The bottom line is, you get to run complex analytical tasks—from simple reporting to advanced semantic matching—using only conversational prompts.

1. Subscribe to this MCP and provide your ClickHouse URL, along with your username and password.
2. Your AI client authenticates and gains read/write access to the specified database cluster.
3. You prompt your agent in natural language; it translates that intent into specific SQL or vector operations against your data.

## Frequently Asked Questions

**How do I perform advanced semantic searches using the ClickHouse MCP?**
You can run high-speed vector similarity searches by telling your agent what concept you are looking for. The MCP executes this search against your embeddings, returning records that match conceptually, not just keyword-for-keyword.
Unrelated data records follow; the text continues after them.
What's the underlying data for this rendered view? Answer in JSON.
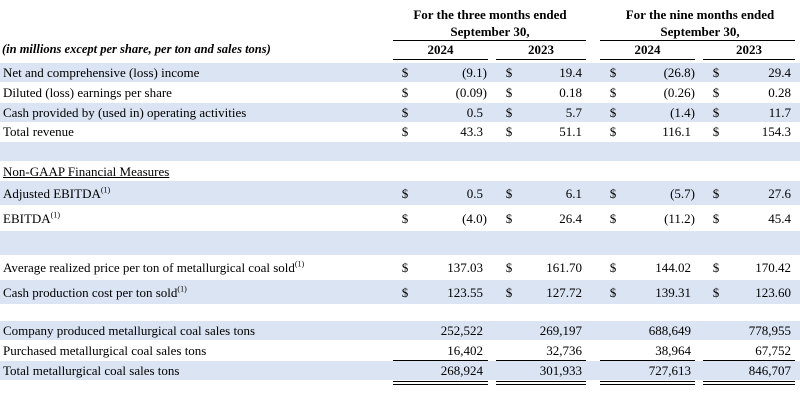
{
  "headers": {
    "three_months": [
      "For the three months ended",
      "September 30,"
    ],
    "nine_months": [
      "For the nine months ended",
      "September 30,"
    ],
    "units": "(in millions except per share, per ton and sales tons)",
    "years": [
      "2024",
      "2023",
      "2024",
      "2023"
    ]
  },
  "rows": [
    {
      "label": "Net and comprehensive (loss) income",
      "sup": "",
      "cur": [
        "$",
        "$",
        "$",
        "$"
      ],
      "values": [
        "(9.1)",
        "19.4",
        "(26.8)",
        "29.4"
      ],
      "shaded": true
    },
    {
      "label": "Diluted (loss) earnings per share",
      "sup": "",
      "cur": [
        "$",
        "$",
        "$",
        "$"
      ],
      "values": [
        "(0.09)",
        "0.18",
        "(0.26)",
        "0.28"
      ],
      "shaded": false
    },
    {
      "label": "Cash provided by (used in) operating activities",
      "sup": "",
      "cur": [
        "$",
        "$",
        "$",
        "$"
      ],
      "values": [
        "0.5",
        "5.7",
        "(1.4)",
        "11.7"
      ],
      "shaded": true
    },
    {
      "label": "Total revenue",
      "sup": "",
      "cur": [
        "$",
        "$",
        "$",
        "$"
      ],
      "values": [
        "43.3",
        "51.1",
        "116.1",
        "154.3"
      ],
      "shaded": false
    },
    {
      "label": "",
      "sup": "",
      "cur": [
        "",
        "",
        "",
        ""
      ],
      "values": [
        "",
        "",
        "",
        ""
      ],
      "shaded": true
    },
    {
      "label": "Non-GAAP Financial Measures",
      "sup": "",
      "cur": [
        "",
        "",
        "",
        ""
      ],
      "values": [
        "",
        "",
        "",
        ""
      ],
      "shaded": false,
      "underline": true
    },
    {
      "label": "Adjusted EBITDA",
      "sup": "(1)",
      "cur": [
        "$",
        "$",
        "$",
        "$"
      ],
      "values": [
        "0.5",
        "6.1",
        "(5.7)",
        "27.6"
      ],
      "shaded": true
    },
    {
      "label": "EBITDA",
      "sup": "(1)",
      "cur": [
        "$",
        "$",
        "$",
        "$"
      ],
      "values": [
        "(4.0)",
        "26.4",
        "(11.2)",
        "45.4"
      ],
      "shaded": false
    },
    {
      "label": "",
      "sup": "",
      "cur": [
        "",
        "",
        "",
        ""
      ],
      "values": [
        "",
        "",
        "",
        ""
      ],
      "shaded": true
    },
    {
      "label": "Average realized price per ton of metallurgical coal sold",
      "sup": "(1)",
      "cur": [
        "$",
        "$",
        "$",
        "$"
      ],
      "values": [
        "137.03",
        "161.70",
        "144.02",
        "170.42"
      ],
      "shaded": false
    },
    {
      "label": "Cash production cost per ton sold",
      "sup": "(1)",
      "cur": [
        "$",
        "$",
        "$",
        "$"
      ],
      "values": [
        "123.55",
        "127.72",
        "139.31",
        "123.60"
      ],
      "shaded": true
    },
    {
      "label": "",
      "sup": "",
      "cur": [
        "",
        "",
        "",
        ""
      ],
      "values": [
        "",
        "",
        "",
        ""
      ],
      "shaded": false
    },
    {
      "label": "Company produced metallurgical coal sales tons",
      "sup": "",
      "cur": [
        "",
        "",
        "",
        ""
      ],
      "values": [
        "252,522",
        "269,197",
        "688,649",
        "778,955"
      ],
      "shaded": true
    },
    {
      "label": "Purchased metallurgical coal sales tons",
      "sup": "",
      "cur": [
        "",
        "",
        "",
        ""
      ],
      "values": [
        "16,402",
        "32,736",
        "38,964",
        "67,752"
      ],
      "shaded": false
    },
    {
      "label": "Total metallurgical coal sales tons",
      "sup": "",
      "cur": [
        "",
        "",
        "",
        ""
      ],
      "values": [
        "268,924",
        "301,933",
        "727,613",
        "846,707"
      ],
      "shaded": true
    }
  ]
}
**Can the ClickHouse MCP help me write or fix SQL queries?**
Yes. You can use natural language to request complex reports or data modifications. The MCP translates your intent into precise SELECT, DML, or DDL statements that run directly against your cluster.

**What if I don't know the schema of a table?**
No problem. You can ask the MCP to describe any table you point it toward. It immediately pulls up the column names, data types, and properties so you know exactly what data is available for querying.

**Is this ClickHouse (Vector Search) MCP good for monitoring database health?**
It's great for that. You can run commands to check the table stats, getting real-time metrics like row counts and compression ratios, which helps you audit performance without logging into a command line.

**Does this MCP support different types of data beyond simple text?**
It handles advanced analytical types, including specialized Array(Float32) vectors. This means you can build complex pipelines that combine traditional structured data with high-dimensional semantic information.